When Serapion heard that Malchus was resolved to take upon himself the burden of the hermit he was filled with gladness. "Blessed be God and the Lord Jesus," he said, "who have given you the strength to choose aright. Far be it from me now, my son, to discourage you. Know then that six miles from here, to the south, there stands a lonely cell. Fifty years ago the blessed Poemon built it with his own hands and lived in it till the day when he rendered his soul to God. He died in the act of prayer, for when two of the brethren found him his dead body was bowed before the crucifix. Last time I went by the cell it was falling into ruin; it is for you to rebuild it. To-morrow, then, at dawn we will set out and you shall take with you tools—for I have some here—to help you to restore the place. You shall take also a half of our loaves and the water skin that I have just filled."
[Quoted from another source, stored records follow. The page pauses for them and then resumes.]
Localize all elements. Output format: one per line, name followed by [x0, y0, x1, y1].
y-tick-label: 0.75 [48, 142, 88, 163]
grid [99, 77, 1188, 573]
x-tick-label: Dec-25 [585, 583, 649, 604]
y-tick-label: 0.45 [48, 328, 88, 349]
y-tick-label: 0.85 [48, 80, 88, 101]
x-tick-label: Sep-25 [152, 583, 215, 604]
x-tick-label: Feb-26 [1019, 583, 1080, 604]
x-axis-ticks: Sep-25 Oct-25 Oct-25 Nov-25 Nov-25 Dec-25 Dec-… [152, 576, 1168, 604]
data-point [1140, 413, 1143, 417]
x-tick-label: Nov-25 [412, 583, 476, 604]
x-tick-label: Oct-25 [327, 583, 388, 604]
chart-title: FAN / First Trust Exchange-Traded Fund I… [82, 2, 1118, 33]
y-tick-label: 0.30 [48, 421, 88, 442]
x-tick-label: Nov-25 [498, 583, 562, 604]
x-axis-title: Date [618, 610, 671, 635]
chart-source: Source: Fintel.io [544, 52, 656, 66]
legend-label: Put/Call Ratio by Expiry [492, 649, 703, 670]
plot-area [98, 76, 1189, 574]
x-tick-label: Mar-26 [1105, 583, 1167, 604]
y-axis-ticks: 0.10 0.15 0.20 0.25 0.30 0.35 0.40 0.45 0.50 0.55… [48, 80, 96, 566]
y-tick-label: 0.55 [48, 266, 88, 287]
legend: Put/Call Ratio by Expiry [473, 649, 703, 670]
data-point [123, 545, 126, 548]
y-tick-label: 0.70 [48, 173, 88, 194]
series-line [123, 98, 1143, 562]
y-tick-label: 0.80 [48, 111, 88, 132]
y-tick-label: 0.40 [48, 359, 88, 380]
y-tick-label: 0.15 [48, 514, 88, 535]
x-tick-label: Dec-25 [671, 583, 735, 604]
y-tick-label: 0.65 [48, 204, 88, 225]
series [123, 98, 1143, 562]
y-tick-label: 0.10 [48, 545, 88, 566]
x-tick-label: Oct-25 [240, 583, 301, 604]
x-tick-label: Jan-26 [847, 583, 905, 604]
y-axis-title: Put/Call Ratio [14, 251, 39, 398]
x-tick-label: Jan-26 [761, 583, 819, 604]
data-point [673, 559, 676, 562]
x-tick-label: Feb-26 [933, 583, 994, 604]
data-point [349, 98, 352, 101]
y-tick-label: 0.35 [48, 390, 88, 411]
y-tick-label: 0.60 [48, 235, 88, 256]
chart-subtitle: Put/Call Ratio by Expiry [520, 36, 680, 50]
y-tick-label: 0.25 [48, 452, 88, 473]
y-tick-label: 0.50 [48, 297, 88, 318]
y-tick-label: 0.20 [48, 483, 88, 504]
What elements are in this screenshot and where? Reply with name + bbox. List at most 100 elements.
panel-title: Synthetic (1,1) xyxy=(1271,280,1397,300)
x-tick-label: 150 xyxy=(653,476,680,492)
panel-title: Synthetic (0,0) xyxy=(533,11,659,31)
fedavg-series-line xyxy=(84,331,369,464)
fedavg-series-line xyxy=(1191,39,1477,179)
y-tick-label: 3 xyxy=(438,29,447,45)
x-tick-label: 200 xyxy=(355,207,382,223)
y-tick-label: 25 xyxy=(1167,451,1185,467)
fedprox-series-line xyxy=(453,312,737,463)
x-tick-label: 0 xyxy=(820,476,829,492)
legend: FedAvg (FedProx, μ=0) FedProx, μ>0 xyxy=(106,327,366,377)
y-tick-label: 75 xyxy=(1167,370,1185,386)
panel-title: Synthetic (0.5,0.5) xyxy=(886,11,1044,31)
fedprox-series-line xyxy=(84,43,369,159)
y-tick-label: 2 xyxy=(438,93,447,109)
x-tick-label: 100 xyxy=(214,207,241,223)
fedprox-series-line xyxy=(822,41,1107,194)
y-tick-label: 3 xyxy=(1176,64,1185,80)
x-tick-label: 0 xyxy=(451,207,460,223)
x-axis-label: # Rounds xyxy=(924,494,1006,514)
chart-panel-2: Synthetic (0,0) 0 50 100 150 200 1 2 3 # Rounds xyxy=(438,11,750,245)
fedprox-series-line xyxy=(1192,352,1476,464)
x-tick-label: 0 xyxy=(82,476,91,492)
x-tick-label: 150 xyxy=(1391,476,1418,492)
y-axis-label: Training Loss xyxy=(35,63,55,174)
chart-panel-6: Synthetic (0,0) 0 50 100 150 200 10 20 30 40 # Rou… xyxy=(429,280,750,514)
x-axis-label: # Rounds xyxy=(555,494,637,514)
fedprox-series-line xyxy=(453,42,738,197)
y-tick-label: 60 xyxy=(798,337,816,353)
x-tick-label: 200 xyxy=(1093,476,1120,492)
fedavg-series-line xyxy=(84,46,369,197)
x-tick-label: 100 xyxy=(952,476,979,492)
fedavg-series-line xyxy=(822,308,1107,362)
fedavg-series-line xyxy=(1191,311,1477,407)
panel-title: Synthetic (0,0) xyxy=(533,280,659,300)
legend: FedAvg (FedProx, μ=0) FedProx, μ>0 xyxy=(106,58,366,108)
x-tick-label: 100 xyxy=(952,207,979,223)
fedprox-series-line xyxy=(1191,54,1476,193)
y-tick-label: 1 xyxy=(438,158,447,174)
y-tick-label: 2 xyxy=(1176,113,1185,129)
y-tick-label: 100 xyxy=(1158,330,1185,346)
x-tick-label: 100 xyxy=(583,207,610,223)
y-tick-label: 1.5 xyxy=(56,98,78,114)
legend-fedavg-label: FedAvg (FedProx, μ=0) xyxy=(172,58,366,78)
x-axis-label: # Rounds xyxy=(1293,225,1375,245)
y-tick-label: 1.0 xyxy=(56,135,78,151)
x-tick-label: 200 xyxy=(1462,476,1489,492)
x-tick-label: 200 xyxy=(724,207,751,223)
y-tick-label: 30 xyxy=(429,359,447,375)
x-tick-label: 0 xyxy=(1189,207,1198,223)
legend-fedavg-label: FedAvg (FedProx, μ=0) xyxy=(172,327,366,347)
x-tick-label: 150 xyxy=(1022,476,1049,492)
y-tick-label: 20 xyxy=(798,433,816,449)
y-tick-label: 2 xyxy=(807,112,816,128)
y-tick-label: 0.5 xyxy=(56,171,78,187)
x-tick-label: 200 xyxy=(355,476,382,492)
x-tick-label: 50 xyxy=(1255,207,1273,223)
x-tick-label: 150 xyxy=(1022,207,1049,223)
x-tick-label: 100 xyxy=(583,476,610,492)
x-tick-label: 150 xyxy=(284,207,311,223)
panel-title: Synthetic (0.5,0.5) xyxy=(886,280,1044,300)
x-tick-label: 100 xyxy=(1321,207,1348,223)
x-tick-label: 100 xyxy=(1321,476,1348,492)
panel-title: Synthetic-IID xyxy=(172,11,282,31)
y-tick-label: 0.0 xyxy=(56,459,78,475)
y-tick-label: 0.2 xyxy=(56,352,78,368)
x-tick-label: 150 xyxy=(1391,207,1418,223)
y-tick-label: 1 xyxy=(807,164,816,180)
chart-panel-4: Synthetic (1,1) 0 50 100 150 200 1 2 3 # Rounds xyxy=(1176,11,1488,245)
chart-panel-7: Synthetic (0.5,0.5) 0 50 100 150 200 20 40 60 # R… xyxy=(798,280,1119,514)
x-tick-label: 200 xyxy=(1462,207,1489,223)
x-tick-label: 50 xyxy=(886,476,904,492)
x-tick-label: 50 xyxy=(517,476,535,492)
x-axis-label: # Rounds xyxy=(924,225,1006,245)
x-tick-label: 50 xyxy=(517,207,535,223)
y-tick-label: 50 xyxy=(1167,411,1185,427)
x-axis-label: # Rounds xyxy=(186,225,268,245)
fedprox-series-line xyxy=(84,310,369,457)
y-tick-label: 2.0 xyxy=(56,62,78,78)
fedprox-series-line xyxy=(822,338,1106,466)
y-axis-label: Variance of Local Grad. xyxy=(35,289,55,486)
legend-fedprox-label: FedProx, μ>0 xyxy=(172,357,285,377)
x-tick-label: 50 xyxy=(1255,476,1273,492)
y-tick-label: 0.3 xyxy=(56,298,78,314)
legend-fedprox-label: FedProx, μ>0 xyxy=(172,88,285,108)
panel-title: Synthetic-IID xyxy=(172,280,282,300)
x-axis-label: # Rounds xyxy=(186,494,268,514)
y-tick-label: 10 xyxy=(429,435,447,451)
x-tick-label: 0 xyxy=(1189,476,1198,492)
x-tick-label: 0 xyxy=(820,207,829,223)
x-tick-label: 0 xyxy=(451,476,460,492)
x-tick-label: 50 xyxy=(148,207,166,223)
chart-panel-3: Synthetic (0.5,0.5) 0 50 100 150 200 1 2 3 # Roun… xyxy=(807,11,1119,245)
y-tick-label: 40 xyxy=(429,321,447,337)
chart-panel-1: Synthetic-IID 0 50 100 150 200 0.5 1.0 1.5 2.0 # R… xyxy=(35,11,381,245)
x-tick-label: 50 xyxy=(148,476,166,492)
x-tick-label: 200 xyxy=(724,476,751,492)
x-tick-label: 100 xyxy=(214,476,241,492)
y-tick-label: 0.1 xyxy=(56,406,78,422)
"But I cannot take the water skin, my father, for you have no other."

"Do not trouble yourself about that. If it were not right that you should have it, I would not give it to you. But go out now and scoop away the sand from the south wall of this cell. You will find buried there an ax and a spade."

While Serapion had been speaking, that tremulous sense, half fear, half delight, which is the very spirit of life, had crept into Malchus's heart and, going out as Serapion had directed him, he found the ax and the spade and brought them into the cell.

"To-night," said the hermit, "you must sleep, for when we have need of the body we must minister to the body."